Created attachment 35192 [details] Small benchmark for our unordered_map change Hi, we have been using std::unordered_map with a pointer as the key in one of our applications and analysis showed that the find() function is one of two performance bottlenecks. Further analysis showed that about 40% of the total application runtime is spent in a single x86 divq instruction coming from std::__detail::_Mod_range_hashing. We think that using a modulo operation (translated to divq x86 instruction) all the time is suboptimal and have attached a simple example to show the benefits that can be achieved by replacing the modulo operation by masking. Example code (attachment) ------------------------- We specialized the _Hashtable template to insert our own implementation of __detail::_Mod_range_hashing. In general the attached code should only be considered a demo for the performance increase possible, and not be considered a good solution. Benchmark --------- The example does 50,000,000 emplace and 50,000,000 find operations on an unordered_map. The test system is a Intel(R) Core(TM) i7-3740QM CPU @ 2.70GHz using gcc version 4.9.1 (Ubuntu 4.9.1-16ubuntu6). Here are the performance results for the current implementation: $ g++ -Wall -Wextra -O3 -std=c++11 umap_test.cpp && ./a.out runtime(s) emplace = 3.09947 runtime(s) find = 6.67535 Here is our optimization. $ g++ -Wall -Wextra -O3 -std=c++11 -DLESSDIV umap_test.cpp && ./a.out runtime(s) emplace = 2.21004 runtime(s) find = 2.77398 Related work ------------ Facebooks folly uses a similar approach to what we do, but relies on a fixed bucket count. libcxx uses masking to compute the bucket number only if the number of buckets is a power of two. Getting the change upstream --------------------------- If there is any interest we would be happy to help out, but we are afraid that it requires an ABI change, as we must store a mask for every unordered_map (unless using libcxx's approach).
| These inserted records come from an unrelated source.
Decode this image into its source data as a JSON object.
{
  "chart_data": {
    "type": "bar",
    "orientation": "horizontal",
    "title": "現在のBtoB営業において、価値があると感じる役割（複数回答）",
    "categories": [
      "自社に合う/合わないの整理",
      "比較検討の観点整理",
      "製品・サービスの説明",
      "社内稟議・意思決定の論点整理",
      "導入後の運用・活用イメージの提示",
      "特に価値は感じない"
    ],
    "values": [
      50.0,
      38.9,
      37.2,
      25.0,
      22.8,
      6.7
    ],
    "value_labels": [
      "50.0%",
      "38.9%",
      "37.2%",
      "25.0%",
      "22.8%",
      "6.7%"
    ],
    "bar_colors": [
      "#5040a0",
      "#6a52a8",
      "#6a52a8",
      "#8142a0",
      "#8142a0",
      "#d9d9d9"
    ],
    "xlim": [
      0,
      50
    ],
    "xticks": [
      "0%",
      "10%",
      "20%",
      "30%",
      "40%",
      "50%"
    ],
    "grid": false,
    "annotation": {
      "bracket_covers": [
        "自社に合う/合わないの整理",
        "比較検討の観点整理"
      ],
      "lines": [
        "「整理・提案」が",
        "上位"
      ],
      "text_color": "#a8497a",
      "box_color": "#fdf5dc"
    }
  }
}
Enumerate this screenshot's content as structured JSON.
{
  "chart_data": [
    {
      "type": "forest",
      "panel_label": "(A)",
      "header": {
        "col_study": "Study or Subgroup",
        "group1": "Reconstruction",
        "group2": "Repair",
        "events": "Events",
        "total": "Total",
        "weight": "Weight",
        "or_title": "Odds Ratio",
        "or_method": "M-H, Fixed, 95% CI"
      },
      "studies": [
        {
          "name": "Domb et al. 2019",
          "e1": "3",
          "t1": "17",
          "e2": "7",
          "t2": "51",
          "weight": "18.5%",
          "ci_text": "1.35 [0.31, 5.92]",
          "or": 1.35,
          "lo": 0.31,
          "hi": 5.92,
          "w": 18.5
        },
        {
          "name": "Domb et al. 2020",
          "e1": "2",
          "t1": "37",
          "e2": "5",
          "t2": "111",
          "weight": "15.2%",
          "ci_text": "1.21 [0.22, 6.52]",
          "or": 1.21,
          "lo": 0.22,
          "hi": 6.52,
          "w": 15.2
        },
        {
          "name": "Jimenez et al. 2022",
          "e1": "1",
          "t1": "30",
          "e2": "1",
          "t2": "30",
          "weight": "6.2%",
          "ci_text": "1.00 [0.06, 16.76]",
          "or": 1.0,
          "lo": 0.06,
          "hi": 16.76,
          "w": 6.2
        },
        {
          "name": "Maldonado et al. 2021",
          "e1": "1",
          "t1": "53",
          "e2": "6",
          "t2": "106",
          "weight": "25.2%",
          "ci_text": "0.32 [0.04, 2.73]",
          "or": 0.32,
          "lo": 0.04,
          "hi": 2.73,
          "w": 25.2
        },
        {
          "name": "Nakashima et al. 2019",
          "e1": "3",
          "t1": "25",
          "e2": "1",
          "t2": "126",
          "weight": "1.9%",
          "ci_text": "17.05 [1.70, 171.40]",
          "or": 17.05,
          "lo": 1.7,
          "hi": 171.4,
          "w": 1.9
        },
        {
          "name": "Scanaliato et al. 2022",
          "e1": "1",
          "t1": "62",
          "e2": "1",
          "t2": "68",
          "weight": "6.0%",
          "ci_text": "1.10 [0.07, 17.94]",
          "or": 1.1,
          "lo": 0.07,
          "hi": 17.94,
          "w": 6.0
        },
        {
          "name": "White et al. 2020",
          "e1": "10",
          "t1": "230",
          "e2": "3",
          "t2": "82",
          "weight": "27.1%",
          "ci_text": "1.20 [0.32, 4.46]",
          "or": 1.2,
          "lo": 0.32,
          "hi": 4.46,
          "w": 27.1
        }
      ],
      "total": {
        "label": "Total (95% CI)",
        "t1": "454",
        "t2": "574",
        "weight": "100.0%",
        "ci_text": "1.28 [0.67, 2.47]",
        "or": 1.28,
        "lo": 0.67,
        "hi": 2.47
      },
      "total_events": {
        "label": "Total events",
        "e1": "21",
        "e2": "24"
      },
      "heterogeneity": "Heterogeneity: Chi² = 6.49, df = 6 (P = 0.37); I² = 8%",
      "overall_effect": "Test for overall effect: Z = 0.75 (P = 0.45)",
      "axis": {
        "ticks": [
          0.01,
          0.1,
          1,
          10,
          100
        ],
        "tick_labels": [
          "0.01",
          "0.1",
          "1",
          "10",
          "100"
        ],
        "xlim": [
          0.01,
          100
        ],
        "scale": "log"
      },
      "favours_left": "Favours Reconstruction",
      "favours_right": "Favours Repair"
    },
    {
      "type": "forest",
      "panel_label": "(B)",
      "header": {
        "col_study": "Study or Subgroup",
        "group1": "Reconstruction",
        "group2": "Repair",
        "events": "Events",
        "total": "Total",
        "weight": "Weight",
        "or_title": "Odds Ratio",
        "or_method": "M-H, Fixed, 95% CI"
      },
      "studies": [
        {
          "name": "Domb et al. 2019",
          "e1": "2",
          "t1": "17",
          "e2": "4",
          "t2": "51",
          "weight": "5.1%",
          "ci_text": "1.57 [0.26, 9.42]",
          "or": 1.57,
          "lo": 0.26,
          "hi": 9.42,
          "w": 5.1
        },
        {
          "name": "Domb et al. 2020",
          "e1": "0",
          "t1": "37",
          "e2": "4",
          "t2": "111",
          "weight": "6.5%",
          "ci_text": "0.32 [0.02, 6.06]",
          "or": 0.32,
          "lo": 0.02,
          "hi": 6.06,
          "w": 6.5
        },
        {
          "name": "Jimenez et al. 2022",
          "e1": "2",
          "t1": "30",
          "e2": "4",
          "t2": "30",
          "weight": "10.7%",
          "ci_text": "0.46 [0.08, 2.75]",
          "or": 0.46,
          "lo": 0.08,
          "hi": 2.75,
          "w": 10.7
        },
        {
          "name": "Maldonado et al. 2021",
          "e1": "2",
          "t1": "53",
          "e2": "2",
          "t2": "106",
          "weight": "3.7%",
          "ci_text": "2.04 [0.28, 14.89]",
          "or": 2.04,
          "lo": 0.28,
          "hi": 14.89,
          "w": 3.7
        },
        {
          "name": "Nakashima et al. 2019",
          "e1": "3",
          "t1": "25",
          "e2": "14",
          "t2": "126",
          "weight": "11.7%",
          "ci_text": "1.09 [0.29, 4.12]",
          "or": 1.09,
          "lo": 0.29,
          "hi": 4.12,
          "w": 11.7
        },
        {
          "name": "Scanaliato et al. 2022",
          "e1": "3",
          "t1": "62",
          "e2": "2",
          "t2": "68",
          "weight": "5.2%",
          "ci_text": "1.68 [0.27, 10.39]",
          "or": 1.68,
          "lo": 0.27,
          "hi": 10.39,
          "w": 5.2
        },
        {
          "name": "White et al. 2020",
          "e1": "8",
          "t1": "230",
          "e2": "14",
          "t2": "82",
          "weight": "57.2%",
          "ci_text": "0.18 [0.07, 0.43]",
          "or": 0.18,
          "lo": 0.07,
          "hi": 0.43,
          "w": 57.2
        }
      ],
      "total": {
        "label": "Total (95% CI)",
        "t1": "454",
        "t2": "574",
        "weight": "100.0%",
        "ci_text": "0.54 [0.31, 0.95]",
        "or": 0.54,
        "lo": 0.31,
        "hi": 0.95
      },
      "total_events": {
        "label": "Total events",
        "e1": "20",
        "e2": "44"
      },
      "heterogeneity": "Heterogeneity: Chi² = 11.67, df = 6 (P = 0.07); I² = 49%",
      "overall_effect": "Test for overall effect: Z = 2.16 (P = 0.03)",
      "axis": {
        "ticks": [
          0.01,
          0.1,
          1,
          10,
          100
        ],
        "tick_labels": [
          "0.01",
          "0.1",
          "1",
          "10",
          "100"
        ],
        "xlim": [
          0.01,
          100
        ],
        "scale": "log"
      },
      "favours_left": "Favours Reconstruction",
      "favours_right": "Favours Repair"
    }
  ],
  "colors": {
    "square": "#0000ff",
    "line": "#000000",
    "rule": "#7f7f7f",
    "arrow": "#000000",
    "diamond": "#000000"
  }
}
An ABI change is not an option, although an alternative functor could be provided as an optional extension. There was a related thread a year ago starting at https://gcc.gnu.org/ml/libstdc++/2014-03/msg00024.html
Thanks for the link. I am not sure if there is really any benefit of using libdivide instead of the masking. I'll attach a first version of patch in which the functor stores the mask. Any comments welcome, I am not familiar with the library. Another possible solution would be to allow the number of buckets to be a power of two, as one can easily compute the mask for such cases. This could be triggered by the user explicitly calling rehash() with a power of two as the parameter. Increasing the number of buckets would only increase to another power of two. _Mod_range_hashing could check if the number of buckets is a power of two and use masking in that case. This would not require an ABI change. Any chance of getting such a change upstream? As far as I can see, there seems to be no easy way to have the unorered_map use our folding functor instead of _Mod_range_hashing or am I missing something?
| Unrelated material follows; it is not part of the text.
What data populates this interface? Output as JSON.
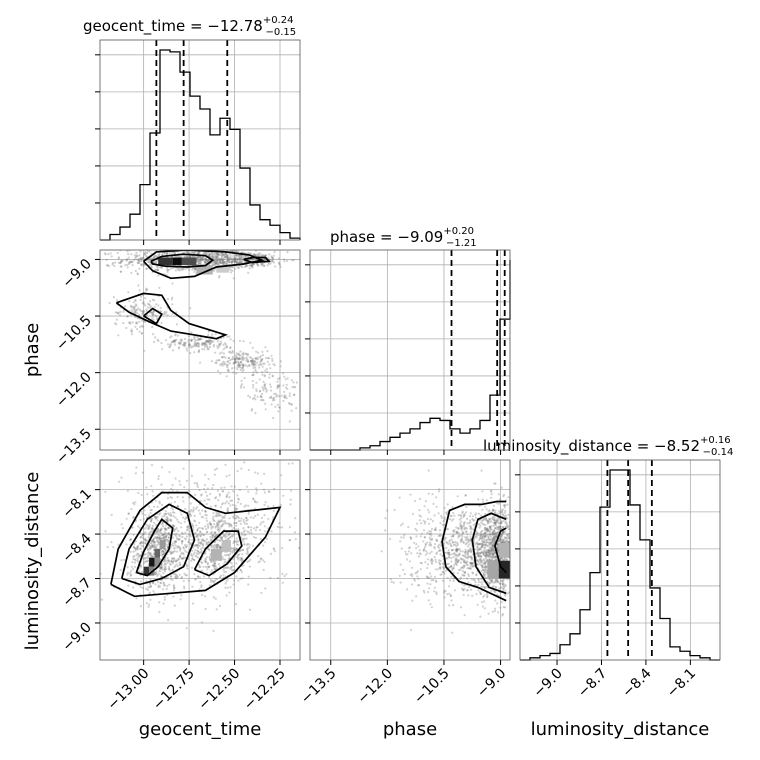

(In reply to Jens Breitbart from comment #2) > Another possible solution would be to allow the number of buckets to be a > power of two, as one can easily compute the mask for such cases. This could > be triggered by the user explicitly calling rehash() with a power of two as > the parameter. Increasing the number of buckets would only increase to > another power of two. _Mod_range_hashing could check if the number of > buckets is a power of two and use masking in that case. This would not > require an ABI change. That sounds promising, and worth pursuing. > Any chance of getting such a change upstream? I don't see why not, although unless you have a GCC copyright assignment on file, or plan to get one (immediately, since it can take a while) it's better *not* to give us a patch, because we can't use it anyway and there can be no danger of using your code if we don't see it! > As far as I can see, there > seems to be no easy way to have the unorered_map use our folding functor > instead of _Mod_range_hashing or am I missing something? I think you would need to use the _Hastable class template directly, rather than via std::unordered_map. In theory that allows you to re-use the internals with different policies, but in practice it's not very easy.
Currently, the only implemented policy uses primes from a hard-coded list for the number of buckets. This makes it easy to precompute (and hard-code in the library) anything that may be helpful to speed-up modulo computation. With a number of buckets that is a power of 2, modulo computation becomes trivial (masking). However, the simplistic specialization of std::hash for pointers in libstdc++ means that all double* hash to a multiple of 8. So we would need to add some scrambling somewhere to avoid leaving most buckets empty in unordered_set<double*>.